[leetcode] 19. Count and Say

这个还是一开始没读懂题目，题目如下：

The count-and-say sequence is the sequence of integers beginning as follows:

1, 11, 21, 1211, 111221, ...

1 is read off as "one 1" or 11.

11 is read off as "two 1s" or 21.

21 is read off as "one 2, then one 1" or 1211.

Given an integer n, generate the n^th sequence.

Note: The sequence of integers will be represented as a string.

这样的规律依次向下，第一个是"1"，然后第二个"11"代表一个1，依次递推，然后给一个数，然后返回在这个规律下的第n个数。【我之前看成了返回这种表达方式的n】【泪目】

因为考虑了递归的低效性，所以我打算用迭代来做，噢，对了，顺便说个坑，我在把int转string的时候用到了itoa这个工具函数，然后VS告诉我itoa不是安全函数请使用_itoa，在我改了后又给我弹出error说_itoa也不是安全的了，请使用_itoa_s，当我在VS中调试正常后，结果发现leetcode的OJ不支持_itoa_s。。。。。

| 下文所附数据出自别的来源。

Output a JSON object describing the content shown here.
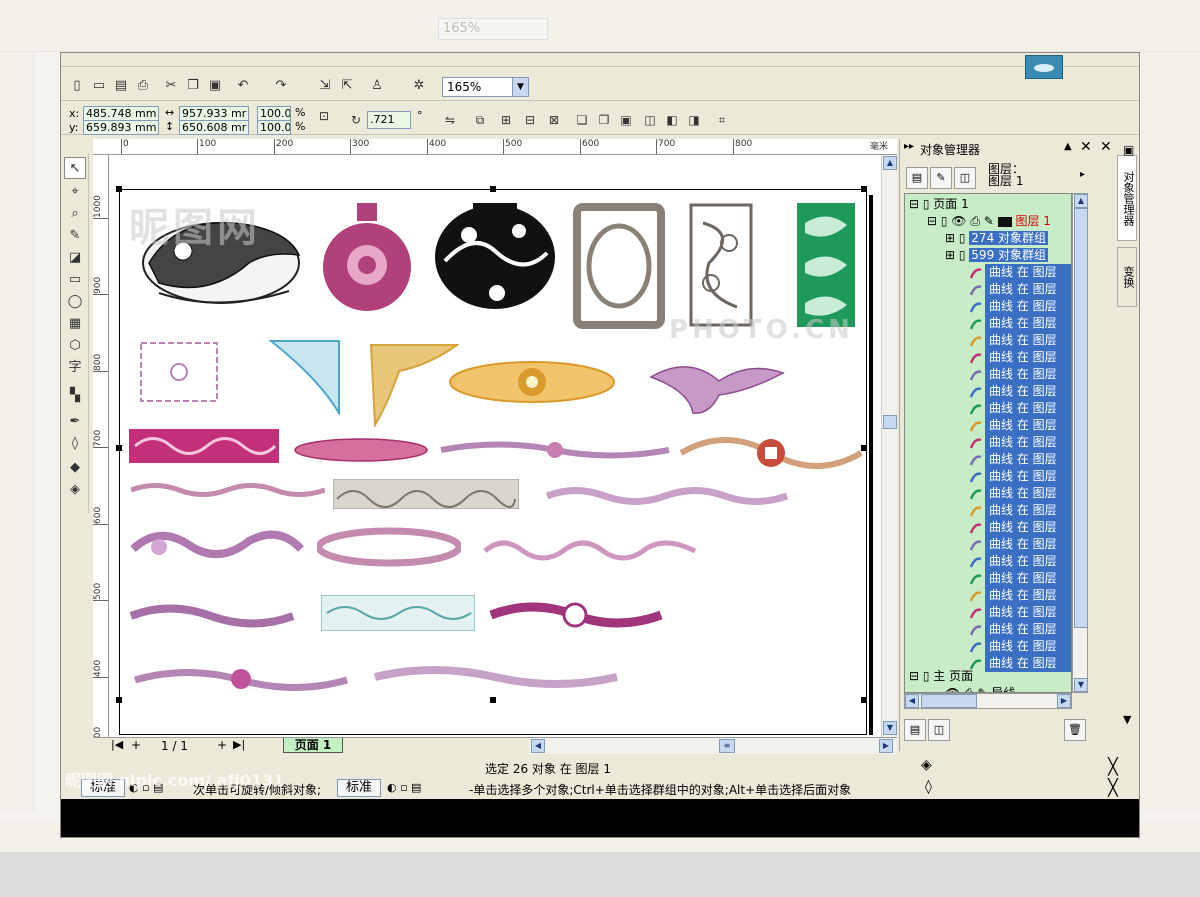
{
  "toolbar": {
    "zoom_value": "165%",
    "zoom_dropdown": "▼"
  },
  "property_bar": {
    "x_label": "x:",
    "y_label": "y:",
    "x_value": "485.748 mm",
    "y_value": "659.893 mm",
    "width_value": "957.933 mr",
    "height_value": "650.608 mr",
    "scale_x": "100.0",
    "scale_y": "100.0",
    "percent": "%",
    "rotation_value": ".721",
    "degree": "°"
  },
  "rulers": {
    "h_ticks": [
      "0",
      "100",
      "200",
      "300",
      "400",
      "500",
      "600",
      "700",
      "800"
    ],
    "h_unit": "毫米",
    "v_ticks": [
      "1000",
      "900",
      "800",
      "700",
      "600",
      "500",
      "400",
      "300"
    ],
    "v_unit": "毫米"
  },
  "page_nav": {
    "count": "1 / 1",
    "tab": "页面 1"
  },
  "status": {
    "selection": "选定 26 对象 在 图层 1",
    "hint_left": "次单击可旋转/倾斜对象;",
    "label_std": "标准",
    "hint_right": "-单击选择多个对象;Ctrl+单击选择群组中的对象;Alt+单击选择后面对象",
    "watermark": "昵图网 nipic.com/ afj0131"
  },
  "object_manager": {
    "title": "对象管理器",
    "layer_label_1": "图层：",
    "layer_label_2": "图层 1",
    "page_node": "页面 1",
    "layer_node": "图层 1",
    "groups": [
      "274 对象群组",
      "599 对象群组"
    ],
    "curve_label": "曲线 在 图层",
    "curve_count": 24,
    "master_node": "主 页面",
    "guides_node": "导线"
  },
  "side_tabs": {
    "tab1": "对象管理器",
    "tab2": "变换"
  },
  "watermark_text": {
    "big": "昵图网",
    "photo": "PHOTO.CN"
  },
  "palette": [
    "#ffffff",
    "#000000",
    "#1a1a1a",
    "#333333",
    "#4d4d4d",
    "#666666",
    "#808080",
    "#999999",
    "#b3b3b3",
    "#cccccc",
    "#e6e6e6",
    "#ffffff",
    "#2a1a6e",
    "#1f4fd6",
    "#1b8fd1",
    "#17a24a",
    "#5ab82c",
    "#ffe400",
    "#f2a0a6",
    "#e8308a",
    "#e8308a",
    "#d94b8c",
    "#f2821f",
    "#f6b7a2",
    "#c28c6a",
    "#a79fbe",
    "#8c85b7",
    "#7874b0",
    "#6e6ba8",
    "#5c5a9c",
    "#8a8cb4",
    "#9c9cc4"
  ],
  "ornament_colors": {
    "fish": "#222222",
    "vase_pink": "#b0417a",
    "vase_black": "#111111",
    "frame_gray": "#8a8176",
    "panel_green": "#1f9a5a",
    "corner_blue": "#4ea6c8",
    "corner_gold": "#d6a43a",
    "gold_band": "#d99a2b",
    "magenta": "#c2307a",
    "lavender": "#b586b5",
    "teal": "#5aa5a8"
  }
}
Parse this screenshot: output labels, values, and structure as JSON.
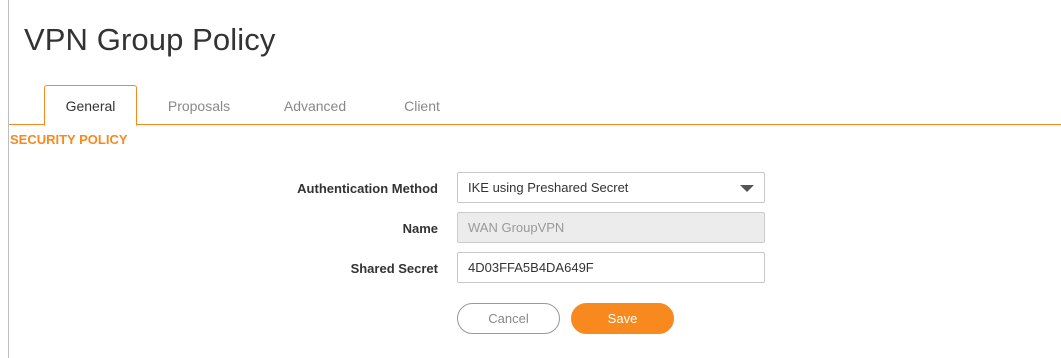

所以我就手写了一个itoa，虽然不算太高效，但是还是能用的。这个题目的题解如下：

class Solution {
public:
	string itoa_better(int n)
	{
		string tmp = "";
		while (n != 0)
		{
			tmp += (n % 10 + ‘0‘);
			n = n / 10;
		}
		reverse(tmp.begin(), tmp.end());
		return tmp;
	}

	string Say(string n)
	{
		char word[1] = { n[0] };
		int sum = 1;
		string Say = "";
		string Sum = "";

		for (string::iterator i = n.begin() + 1; i != n.end(); i++)
		{
			if (*i != word[0])
			{
				Say += itoa_better(sum) + word[0];
				sum = 0;
				word[0] = *i;
			}
			sum += 1;
		}
		Say += itoa_better(sum) + word[0];

		return Say;
	}

	string countAndSay(int n)
	{
		string tmp = "1";

		for (int i = 0; i < n - 1; i++)
		{
			tmp = Say(tmp);
		}

		return tmp;
	}
};